Self-sustained chaotic movement of electrothermal responsive liquid crystal elastomer pendulum

Self-sustained movement has the ability to absorb energy from the external environment to maintain its own movement. In the present work, a self-sustained chaotic simple pendulum system featuring an electrothermal responsive liquid crystal elastomers fiber and a mass ball is proposed and examined. The power-on state is achieved in the system through the infusion of liquid metal into this fiber. Which enables the fiber to shrink, feeding energy into the system to compensate for the energy dissipation resulting from damping, thus allowing the system to maintain its self-sustained movement. On the basis of the existing dynamic liquid crystal elastomer model, the dynamic governing equations are established, and the movement behavior of the system under electrothermal stimulation is theoretically explored. Numerical findings suggest that the simple pendulum system presents three different movement patterns, namely stationary pattern, self-sustained oscillatory pattern, and self-sustained chaotic pattern.
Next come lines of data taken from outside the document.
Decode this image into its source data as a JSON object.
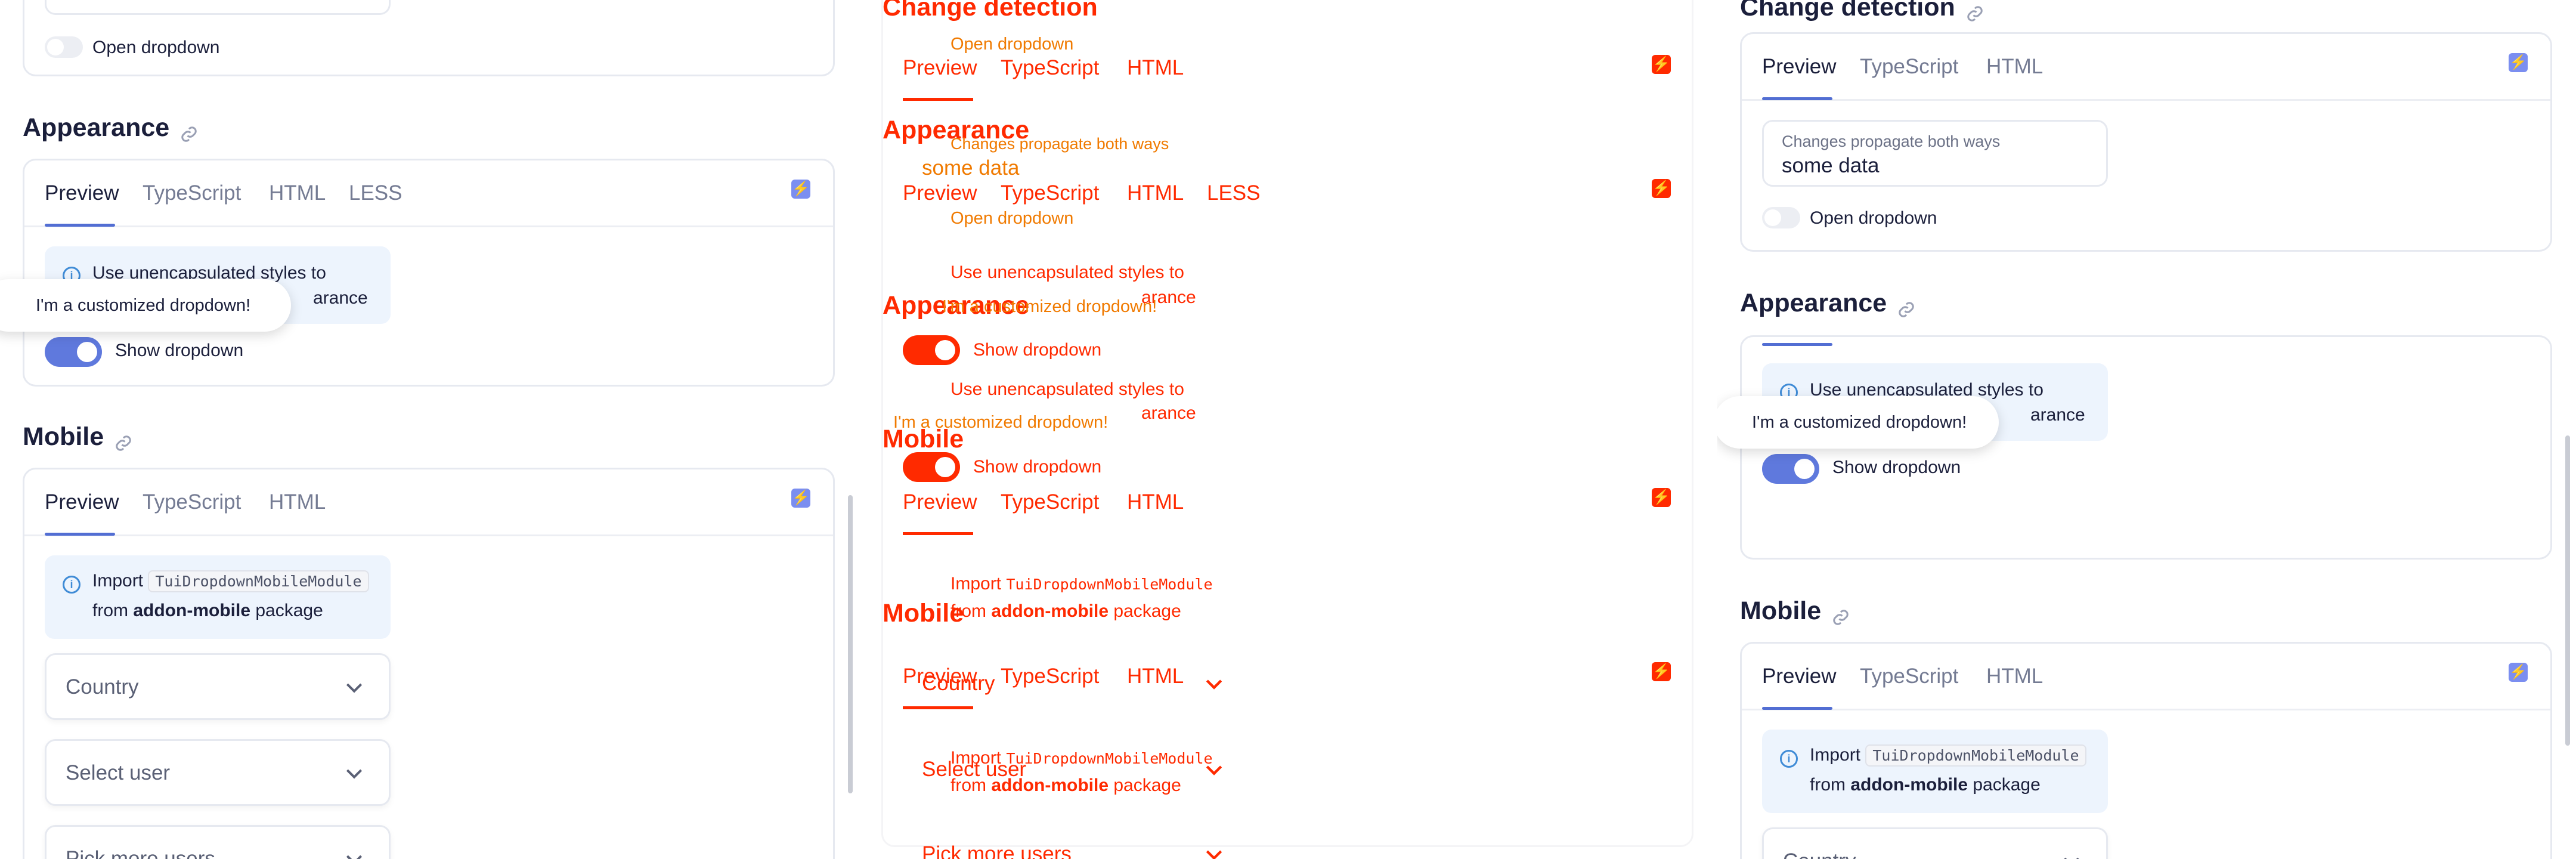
{
  "theme": {
    "accent": "#526ed3",
    "toggle_on": "#5f79dd",
    "info_bg": "#edf4fd",
    "diff_red": "#ff2a00",
    "diff_orange": "#f07a00"
  },
  "sections": {
    "change_detection": "Change detection",
    "appearance": "Appearance",
    "mobile": "Mobile"
  },
  "tabs": {
    "preview": "Preview",
    "typescript": "TypeScript",
    "html": "HTML",
    "less": "LESS"
  },
  "icons": {
    "link": "link-icon",
    "bolt": "stackblitz-bolt-icon",
    "info": "info-icon",
    "chevron": "chevron-down-icon"
  },
  "change_detection_demo": {
    "field_label": "Changes propagate both ways",
    "field_value": "some data",
    "toggle_label": "Open dropdown"
  },
  "appearance_demo": {
    "note_line1": "Use unencapsulated styles to",
    "note_line2_suffix": "arance",
    "toggle_label": "Show dropdown",
    "tooltip": "I'm a customized dropdown!"
  },
  "mobile_demo": {
    "note_import": "Import",
    "note_module": "TuiDropdownMobileModule",
    "note_from": "from",
    "note_package": "addon-mobile",
    "note_package_suffix": "package",
    "select_country": "Country",
    "select_user": "Select user",
    "select_more_users": "Pick more users"
  }
}
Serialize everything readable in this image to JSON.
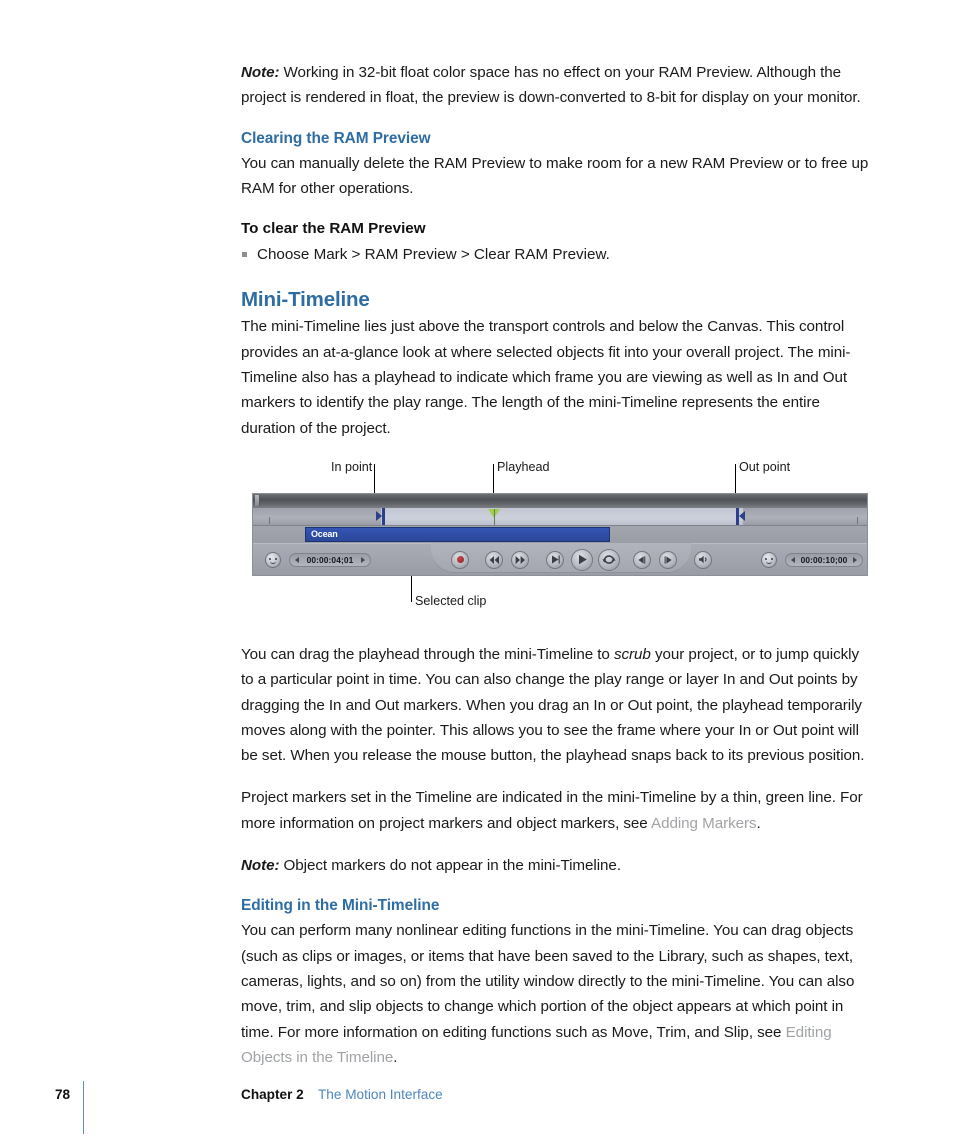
{
  "page": {
    "number": "78",
    "chapter_label": "Chapter 2",
    "chapter_title": "The Motion Interface"
  },
  "blocks": {
    "note1_label": "Note:",
    "note1_text": "Working in 32-bit float color space has no effect on your RAM Preview. Although the project is rendered in float, the preview is down-converted to 8-bit for display on your monitor.",
    "sub1_heading": "Clearing the RAM Preview",
    "sub1_text": "You can manually delete the RAM Preview to make room for a new RAM Preview or to free up RAM for other operations.",
    "proc1_heading": "To clear the RAM Preview",
    "proc1_step": "Choose Mark > RAM Preview > Clear RAM Preview.",
    "section_heading": "Mini-Timeline",
    "section_text": "The mini-Timeline lies just above the transport controls and below the Canvas. This control provides an at-a-glance look at where selected objects fit into your overall project. The mini-Timeline also has a playhead to indicate which frame you are viewing as well as In and Out markers to identify the play range. The length of the mini-Timeline represents the entire duration of the project.",
    "after_fig_p1_a": "You can drag the playhead through the mini-Timeline to ",
    "after_fig_p1_italic": "scrub",
    "after_fig_p1_b": " your project, or to jump quickly to a particular point in time. You can also change the play range or layer In and Out points by dragging the In and Out markers. When you drag an In or Out point, the playhead temporarily moves along with the pointer. This allows you to see the frame where your In or Out point will be set. When you release the mouse button, the playhead snaps back to its previous position.",
    "markers_p_a": "Project markers set in the Timeline are indicated in the mini-Timeline by a thin, green line. For more information on project markers and object markers, see ",
    "markers_p_link": "Adding Markers",
    "markers_p_b": ".",
    "note2_label": "Note:",
    "note2_text": "Object markers do not appear in the mini-Timeline.",
    "sub2_heading": "Editing in the Mini-Timeline",
    "sub2_text_a": "You can perform many nonlinear editing functions in the mini-Timeline. You can drag objects (such as clips or images, or items that have been saved to the Library, such as shapes, text, cameras, lights, and so on) from the utility window directly to the mini-Timeline. You can also move, trim, and slip objects to change which portion of the object appears at which point in time. For more information on editing functions such as Move, Trim, and Slip, see ",
    "sub2_text_link": "Editing Objects in the Timeline",
    "sub2_text_b": "."
  },
  "figure": {
    "callouts": {
      "in_point": "In point",
      "playhead": "Playhead",
      "out_point": "Out point",
      "selected_clip": "Selected clip"
    },
    "clip_name": "Ocean",
    "timecode_left": "00:00:04;01",
    "timecode_right": "00:00:10;00",
    "transport_buttons": [
      "record-button",
      "go-to-start-button",
      "go-to-end-button",
      "play-backward-button",
      "play-button",
      "loop-playback-button",
      "step-backward-button",
      "step-forward-button",
      "audio-button"
    ],
    "colors": {
      "clip": "#2f4ea8",
      "marker": "#2b3f8c",
      "playhead": "#9bd14a",
      "chrome": "#a7aab2"
    }
  }
}
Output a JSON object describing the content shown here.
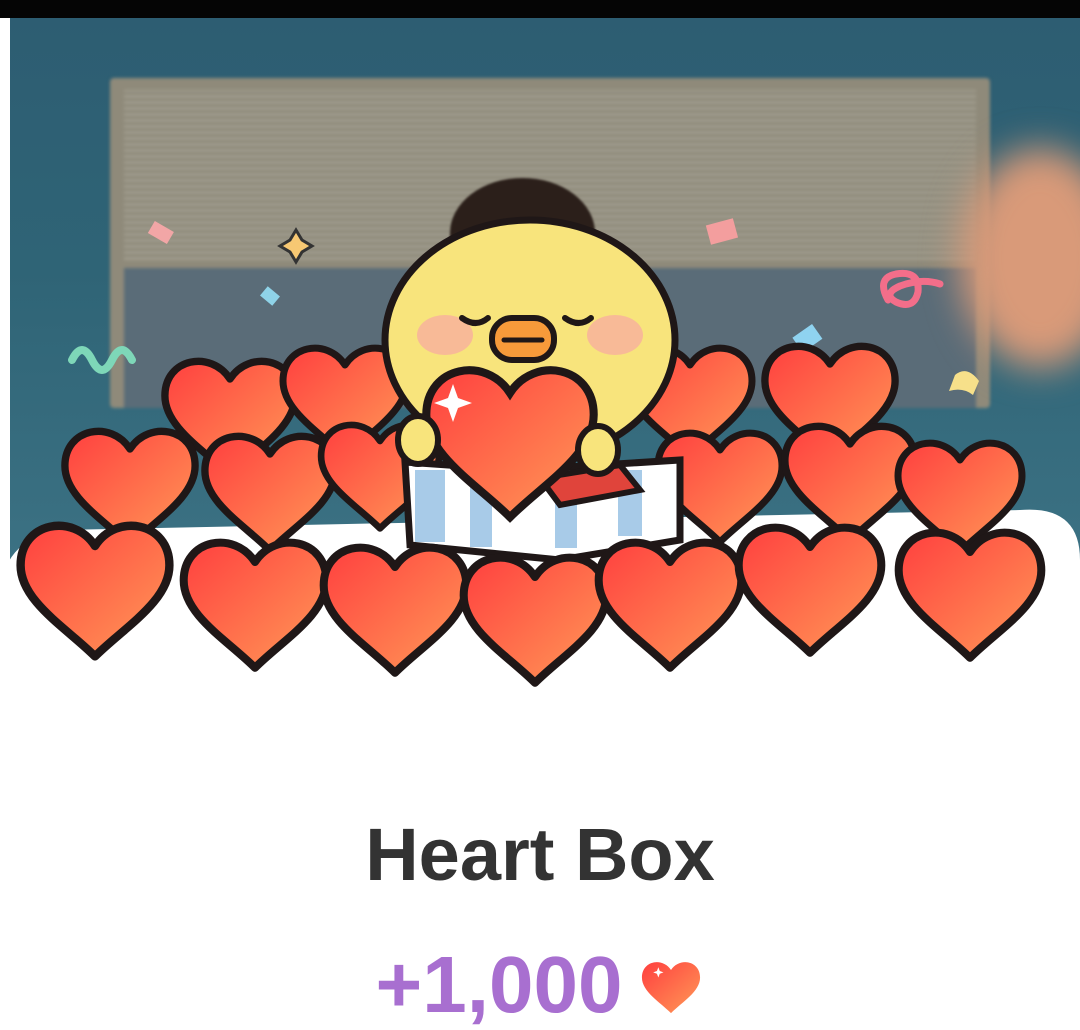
{
  "reward": {
    "title": "Heart Box",
    "amount": "+1,000"
  },
  "icons": {
    "currency": "heart-icon",
    "mascot": "chick-mascot"
  },
  "colors": {
    "heart_fill_top": "#ff4d3d",
    "heart_fill_bottom": "#ff9a58",
    "amount": "#a86fd0",
    "title": "#333333"
  }
}
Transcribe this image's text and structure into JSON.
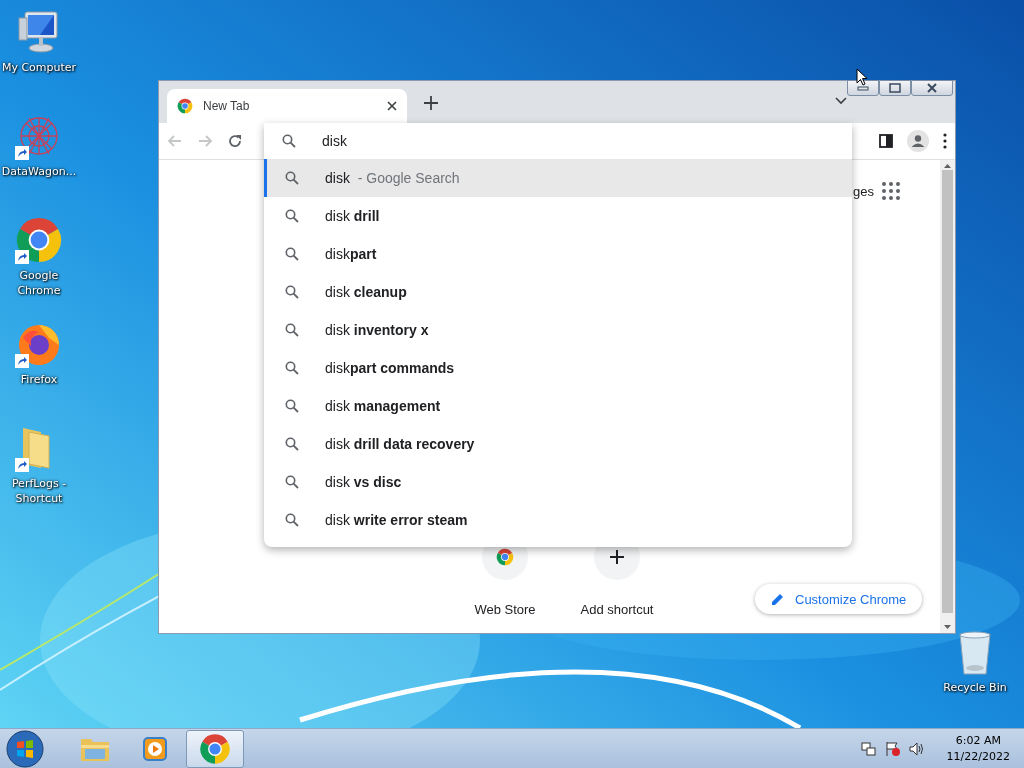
{
  "desktop_icons": [
    {
      "label": "My Computer",
      "kind": "computer",
      "shortcut": false
    },
    {
      "label": "DataWagon...",
      "kind": "web",
      "shortcut": true
    },
    {
      "label": "Google Chrome",
      "kind": "chrome",
      "shortcut": true
    },
    {
      "label": "Firefox",
      "kind": "firefox",
      "shortcut": true
    },
    {
      "label": "PerfLogs - Shortcut",
      "kind": "folder",
      "shortcut": true
    }
  ],
  "recycle_bin": {
    "label": "Recycle Bin"
  },
  "browser": {
    "tabs": [
      {
        "title": "New Tab",
        "selected": true
      }
    ],
    "nav": {
      "back_disabled": true,
      "forward_disabled": true
    },
    "omnibox": {
      "value": "disk"
    },
    "suggestions": [
      {
        "text": "disk",
        "hint": "- Google Search",
        "selected": true
      },
      {
        "text": "disk **drill**",
        "selected": false
      },
      {
        "text": "disk**part**",
        "selected": false
      },
      {
        "text": "disk **cleanup**",
        "selected": false
      },
      {
        "text": "disk **inventory x**",
        "selected": false
      },
      {
        "text": "disk**part commands**",
        "selected": false
      },
      {
        "text": "disk **management**",
        "selected": false
      },
      {
        "text": "disk **drill data recovery**",
        "selected": false
      },
      {
        "text": "disk **vs disc**",
        "selected": false
      },
      {
        "text": "disk **write error steam**",
        "selected": false
      }
    ],
    "header_link": "ges",
    "shortcuts": [
      {
        "label": "Web Store",
        "kind": "webstore"
      },
      {
        "label": "Add shortcut",
        "kind": "add"
      }
    ],
    "customize_button": "Customize Chrome"
  },
  "taskbar": {
    "apps": [
      {
        "kind": "explorer",
        "selected": false
      },
      {
        "kind": "media",
        "selected": false
      },
      {
        "kind": "chrome",
        "selected": true
      }
    ],
    "clock": {
      "time": "6:02 AM",
      "date": "11/22/2022"
    }
  }
}
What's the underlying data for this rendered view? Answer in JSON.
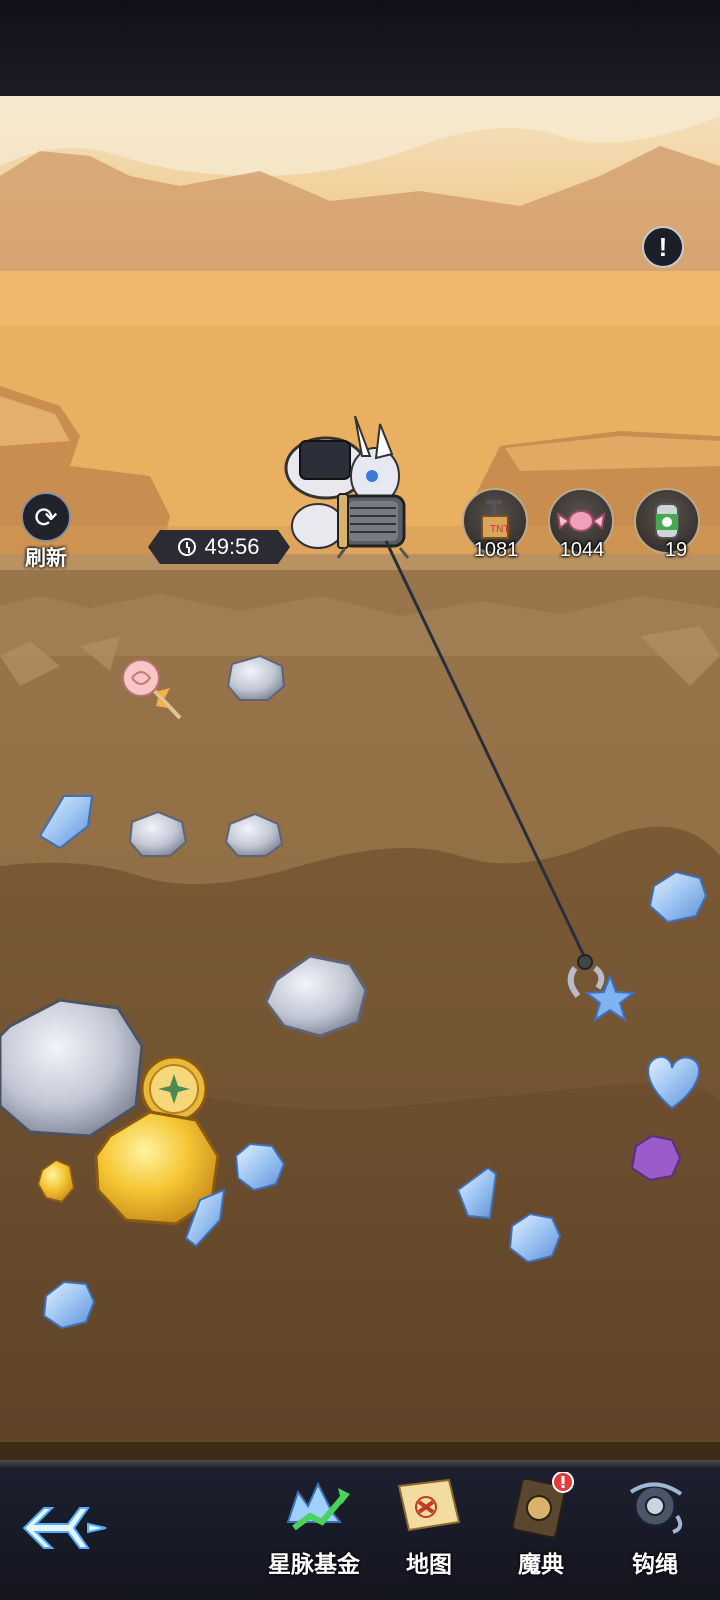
{
  "hud": {
    "refresh_label": "刷新",
    "timer": "49:56",
    "alert_glyph": "!"
  },
  "items": [
    {
      "name": "dynamite",
      "count": "1081"
    },
    {
      "name": "candy",
      "count": "1044"
    },
    {
      "name": "potion-can",
      "count": "19"
    }
  ],
  "nav": {
    "star_fund": "星脉基金",
    "map": "地图",
    "grimoire": "魔典",
    "hook_rope": "钩绳"
  },
  "colors": {
    "sky": "#f2d3a1",
    "desert": "#e6ad63",
    "soil_top": "#8c6a40",
    "soil_deep": "#6b4e2f",
    "gem_blue": "#9ec4f2",
    "gold": "#f2c230",
    "purple_gem": "#9b5bc9"
  }
}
Moreover, five system parameters of elastic coefficient, viscosity coefficient, gravitational acceleration, shrinkage coefficient and electrothermal strength are examined. The present work can contribute to a better understanding of self-sustained chaotic systems driven by electrothermal responsive materials and offer guidance for further exploration of applications such as chaos machine, and mind-brain chaos analysis.